Suponhamos, finalmente, que as próprias tropas são detidas e, sob tortura, renunciam a sua lealdade aos Estados Unidos, unem-se a seus oponentes e vivem uma vida cômoda sob os auspícios de seus antigos inimigos. Estaria alguém ansioso por celebrar as complexas camadas e a rica ambiguidade de seu patriotismo? Não os veríamos diretamente como covardes e traidores?

Minha preocupação é que toda a tensão na complexidade, multivalência e ambiguidade está a serviço da elite cultural de hoje, que não é tão diferente da elite cultural japonesa representada no filme.

O que quero dizer é que o establishment secular sempre prefere os cristãos vacilantes, inseguros, divididos e ansiosos por privatizar sua religião. E está muito disposto a desprezar as pessoas apaixonadamente religiosas, taxando-as de perigosas, violentas e, sejamos realistas, não tão brilhantes.

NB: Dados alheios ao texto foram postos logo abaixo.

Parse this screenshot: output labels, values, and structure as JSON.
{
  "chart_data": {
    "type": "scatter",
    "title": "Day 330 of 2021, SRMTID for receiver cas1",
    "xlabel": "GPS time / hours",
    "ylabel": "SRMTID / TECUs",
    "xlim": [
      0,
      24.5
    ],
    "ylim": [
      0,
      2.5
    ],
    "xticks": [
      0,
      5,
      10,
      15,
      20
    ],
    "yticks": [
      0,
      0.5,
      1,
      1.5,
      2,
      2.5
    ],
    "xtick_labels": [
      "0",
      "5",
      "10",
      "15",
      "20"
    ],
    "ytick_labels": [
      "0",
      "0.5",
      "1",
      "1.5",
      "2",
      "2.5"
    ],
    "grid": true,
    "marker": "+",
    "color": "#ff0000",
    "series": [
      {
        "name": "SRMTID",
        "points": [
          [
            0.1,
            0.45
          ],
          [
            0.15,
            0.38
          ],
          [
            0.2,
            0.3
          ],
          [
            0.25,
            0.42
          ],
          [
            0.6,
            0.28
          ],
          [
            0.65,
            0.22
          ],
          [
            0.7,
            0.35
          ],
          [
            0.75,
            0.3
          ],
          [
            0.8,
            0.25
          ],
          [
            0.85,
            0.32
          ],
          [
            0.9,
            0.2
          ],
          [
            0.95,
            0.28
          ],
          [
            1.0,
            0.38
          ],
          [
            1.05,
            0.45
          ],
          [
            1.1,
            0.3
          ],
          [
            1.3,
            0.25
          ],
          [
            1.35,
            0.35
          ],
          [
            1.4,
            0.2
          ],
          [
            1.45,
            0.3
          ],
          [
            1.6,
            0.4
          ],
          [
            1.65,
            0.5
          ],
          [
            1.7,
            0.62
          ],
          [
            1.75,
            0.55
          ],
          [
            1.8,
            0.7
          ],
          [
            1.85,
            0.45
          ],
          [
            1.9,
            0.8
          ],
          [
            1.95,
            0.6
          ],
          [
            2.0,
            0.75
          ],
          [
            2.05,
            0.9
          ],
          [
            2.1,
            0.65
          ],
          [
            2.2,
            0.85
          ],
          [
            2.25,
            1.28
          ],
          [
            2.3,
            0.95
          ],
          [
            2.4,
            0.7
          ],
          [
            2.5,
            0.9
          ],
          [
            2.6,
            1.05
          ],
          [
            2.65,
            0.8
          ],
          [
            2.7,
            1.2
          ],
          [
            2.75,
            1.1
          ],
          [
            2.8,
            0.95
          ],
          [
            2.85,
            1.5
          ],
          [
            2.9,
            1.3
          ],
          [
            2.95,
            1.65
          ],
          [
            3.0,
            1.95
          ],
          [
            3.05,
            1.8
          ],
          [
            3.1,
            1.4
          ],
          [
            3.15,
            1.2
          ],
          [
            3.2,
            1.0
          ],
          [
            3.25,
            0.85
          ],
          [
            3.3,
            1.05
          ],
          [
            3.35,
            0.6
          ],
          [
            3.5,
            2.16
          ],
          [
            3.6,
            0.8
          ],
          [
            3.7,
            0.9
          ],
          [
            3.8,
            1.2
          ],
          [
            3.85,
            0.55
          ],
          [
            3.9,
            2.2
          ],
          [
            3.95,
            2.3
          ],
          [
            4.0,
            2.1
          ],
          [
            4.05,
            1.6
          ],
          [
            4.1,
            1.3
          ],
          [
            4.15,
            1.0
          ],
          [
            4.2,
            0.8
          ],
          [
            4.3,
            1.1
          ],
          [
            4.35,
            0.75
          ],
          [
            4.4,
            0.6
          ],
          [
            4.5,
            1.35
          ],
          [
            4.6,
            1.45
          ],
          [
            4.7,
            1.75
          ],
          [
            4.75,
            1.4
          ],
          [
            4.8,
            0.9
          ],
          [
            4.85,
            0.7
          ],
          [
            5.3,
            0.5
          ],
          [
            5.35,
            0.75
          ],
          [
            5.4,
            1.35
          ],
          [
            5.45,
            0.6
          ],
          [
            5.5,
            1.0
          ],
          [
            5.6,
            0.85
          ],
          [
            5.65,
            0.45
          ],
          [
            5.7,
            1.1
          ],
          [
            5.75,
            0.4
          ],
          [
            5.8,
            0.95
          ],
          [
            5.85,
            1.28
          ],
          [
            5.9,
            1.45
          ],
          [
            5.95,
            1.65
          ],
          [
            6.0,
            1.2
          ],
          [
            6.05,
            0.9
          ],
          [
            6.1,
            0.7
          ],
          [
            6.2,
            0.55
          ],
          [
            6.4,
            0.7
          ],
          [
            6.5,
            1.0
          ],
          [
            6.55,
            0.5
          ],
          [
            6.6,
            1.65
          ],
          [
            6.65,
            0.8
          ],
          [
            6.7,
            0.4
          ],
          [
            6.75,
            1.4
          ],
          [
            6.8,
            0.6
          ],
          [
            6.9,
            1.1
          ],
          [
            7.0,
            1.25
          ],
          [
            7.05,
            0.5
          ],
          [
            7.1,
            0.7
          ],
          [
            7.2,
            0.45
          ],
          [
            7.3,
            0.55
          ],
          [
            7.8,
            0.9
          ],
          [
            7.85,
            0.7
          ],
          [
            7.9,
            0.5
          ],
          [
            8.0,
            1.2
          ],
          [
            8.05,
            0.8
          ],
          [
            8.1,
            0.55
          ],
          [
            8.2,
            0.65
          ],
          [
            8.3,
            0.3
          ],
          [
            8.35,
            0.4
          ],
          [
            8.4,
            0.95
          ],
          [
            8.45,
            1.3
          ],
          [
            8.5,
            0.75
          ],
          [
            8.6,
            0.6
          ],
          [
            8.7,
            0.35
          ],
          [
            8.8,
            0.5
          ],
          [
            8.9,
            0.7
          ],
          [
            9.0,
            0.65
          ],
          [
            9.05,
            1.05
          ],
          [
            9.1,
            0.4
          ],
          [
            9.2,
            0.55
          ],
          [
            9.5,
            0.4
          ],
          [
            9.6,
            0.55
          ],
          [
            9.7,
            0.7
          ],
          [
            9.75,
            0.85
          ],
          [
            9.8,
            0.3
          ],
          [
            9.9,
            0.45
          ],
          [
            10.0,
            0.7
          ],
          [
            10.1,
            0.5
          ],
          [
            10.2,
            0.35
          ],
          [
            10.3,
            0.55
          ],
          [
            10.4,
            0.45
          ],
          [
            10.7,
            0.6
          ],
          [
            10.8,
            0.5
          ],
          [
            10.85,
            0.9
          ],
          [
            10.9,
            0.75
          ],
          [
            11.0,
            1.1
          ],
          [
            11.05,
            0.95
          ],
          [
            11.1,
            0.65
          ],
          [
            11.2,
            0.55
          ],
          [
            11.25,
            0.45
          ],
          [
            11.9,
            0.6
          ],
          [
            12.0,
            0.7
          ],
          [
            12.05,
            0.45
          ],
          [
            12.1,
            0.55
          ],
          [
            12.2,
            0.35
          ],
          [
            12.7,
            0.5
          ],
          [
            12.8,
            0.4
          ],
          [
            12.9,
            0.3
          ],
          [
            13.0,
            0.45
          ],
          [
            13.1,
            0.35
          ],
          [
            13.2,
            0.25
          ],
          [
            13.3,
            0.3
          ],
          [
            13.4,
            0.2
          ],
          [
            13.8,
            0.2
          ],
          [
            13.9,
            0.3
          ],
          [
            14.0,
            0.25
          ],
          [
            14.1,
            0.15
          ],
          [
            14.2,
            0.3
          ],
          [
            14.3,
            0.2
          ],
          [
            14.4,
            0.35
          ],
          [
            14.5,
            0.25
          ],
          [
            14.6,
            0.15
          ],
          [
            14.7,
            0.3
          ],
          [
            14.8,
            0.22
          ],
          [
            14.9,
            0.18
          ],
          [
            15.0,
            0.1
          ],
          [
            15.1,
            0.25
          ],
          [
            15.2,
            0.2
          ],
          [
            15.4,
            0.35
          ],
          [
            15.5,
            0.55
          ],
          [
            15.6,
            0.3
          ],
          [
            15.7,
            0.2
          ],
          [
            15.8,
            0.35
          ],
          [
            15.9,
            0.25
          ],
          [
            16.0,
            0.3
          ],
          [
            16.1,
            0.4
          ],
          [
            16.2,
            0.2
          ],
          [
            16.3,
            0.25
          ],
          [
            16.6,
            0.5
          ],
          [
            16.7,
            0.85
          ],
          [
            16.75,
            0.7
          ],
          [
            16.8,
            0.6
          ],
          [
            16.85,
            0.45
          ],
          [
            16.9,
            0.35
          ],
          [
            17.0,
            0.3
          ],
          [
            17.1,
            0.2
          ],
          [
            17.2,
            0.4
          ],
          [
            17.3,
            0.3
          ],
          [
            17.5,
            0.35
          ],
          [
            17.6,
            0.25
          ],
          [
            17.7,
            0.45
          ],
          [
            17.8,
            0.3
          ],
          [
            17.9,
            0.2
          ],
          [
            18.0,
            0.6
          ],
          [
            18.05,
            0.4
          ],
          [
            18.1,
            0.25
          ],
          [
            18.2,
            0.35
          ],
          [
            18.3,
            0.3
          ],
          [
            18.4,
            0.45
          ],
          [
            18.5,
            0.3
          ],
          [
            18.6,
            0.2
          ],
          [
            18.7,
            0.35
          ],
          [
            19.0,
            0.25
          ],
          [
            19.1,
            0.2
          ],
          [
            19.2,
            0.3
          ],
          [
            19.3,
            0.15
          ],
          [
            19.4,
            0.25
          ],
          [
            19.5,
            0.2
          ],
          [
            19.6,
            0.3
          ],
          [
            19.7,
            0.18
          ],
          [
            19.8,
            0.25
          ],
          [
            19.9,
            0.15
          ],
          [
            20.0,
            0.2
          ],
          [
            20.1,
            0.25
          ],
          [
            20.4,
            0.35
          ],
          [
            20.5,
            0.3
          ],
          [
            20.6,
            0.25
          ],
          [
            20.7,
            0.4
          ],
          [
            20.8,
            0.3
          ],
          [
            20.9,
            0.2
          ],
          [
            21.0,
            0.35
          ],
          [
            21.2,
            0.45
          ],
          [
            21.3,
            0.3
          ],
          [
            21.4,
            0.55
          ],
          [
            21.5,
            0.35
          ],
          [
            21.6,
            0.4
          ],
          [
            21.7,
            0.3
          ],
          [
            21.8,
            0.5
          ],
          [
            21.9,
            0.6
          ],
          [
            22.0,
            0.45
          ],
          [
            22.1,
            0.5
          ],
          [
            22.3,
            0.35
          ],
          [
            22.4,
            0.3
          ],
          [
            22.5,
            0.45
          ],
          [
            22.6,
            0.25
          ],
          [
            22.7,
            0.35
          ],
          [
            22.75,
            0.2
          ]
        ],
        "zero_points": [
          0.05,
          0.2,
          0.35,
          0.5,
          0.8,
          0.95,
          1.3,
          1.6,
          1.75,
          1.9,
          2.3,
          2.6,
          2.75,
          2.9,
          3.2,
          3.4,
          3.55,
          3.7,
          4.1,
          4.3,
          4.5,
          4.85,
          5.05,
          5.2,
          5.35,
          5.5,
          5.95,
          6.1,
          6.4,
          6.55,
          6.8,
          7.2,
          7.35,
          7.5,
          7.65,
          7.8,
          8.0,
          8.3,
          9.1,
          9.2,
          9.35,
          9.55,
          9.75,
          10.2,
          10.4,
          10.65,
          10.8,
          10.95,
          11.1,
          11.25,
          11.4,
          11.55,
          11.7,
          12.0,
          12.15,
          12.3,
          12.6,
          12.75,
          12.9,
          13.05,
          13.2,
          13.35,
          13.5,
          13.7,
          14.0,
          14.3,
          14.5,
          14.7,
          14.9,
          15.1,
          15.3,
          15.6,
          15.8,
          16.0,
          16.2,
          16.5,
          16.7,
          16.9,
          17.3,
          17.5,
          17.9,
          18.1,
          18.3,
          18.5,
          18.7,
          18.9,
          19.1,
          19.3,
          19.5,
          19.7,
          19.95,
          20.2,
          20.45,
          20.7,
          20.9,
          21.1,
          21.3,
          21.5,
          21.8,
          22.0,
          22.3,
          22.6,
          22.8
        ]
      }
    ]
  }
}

Revise o discurso de Ferreira a Rodrigues sobre o suposto cristianismo simplista do laicato japonês se duvida de mim neste ponto. Pergunto-me se Shusaku Endo (e possivelmente Scorsese) estava nos convidando a afastar o olhar dos sacerdotes e redirecioná-lo a esse maravilhoso grupo de piedosos, dedicados e pacifistas leigos que mantiveram viva a fé cristã sob as condições mais inóspitas imagináveis e que, no momento decisivo, presenciaram Cristo com suas vidas. Enquanto os especialmente treinados Ferreira e Rodrigues se converteram em leigos pagos de um governo tirânico, simples pessoas que seguiam sendo um espinho no lado da tirania.

Sei, sei. Scorsese mostra o cadáver de Rodrigues dentro de seu ataúde sustentado um pequeno crucifixo, o que prova, suponho, que o sacerdote permaneceu em certo sentido cristão.

Mas, outra vez, essa é justamente a classe de cristianismo que a cultura reinante gosta: totalmente privatizado, escondido, inofensivo. Desse modo, talvez um meio brinde para Rodrigues, mas três brindes com os copos cheios pelos mártires crucificados na praia.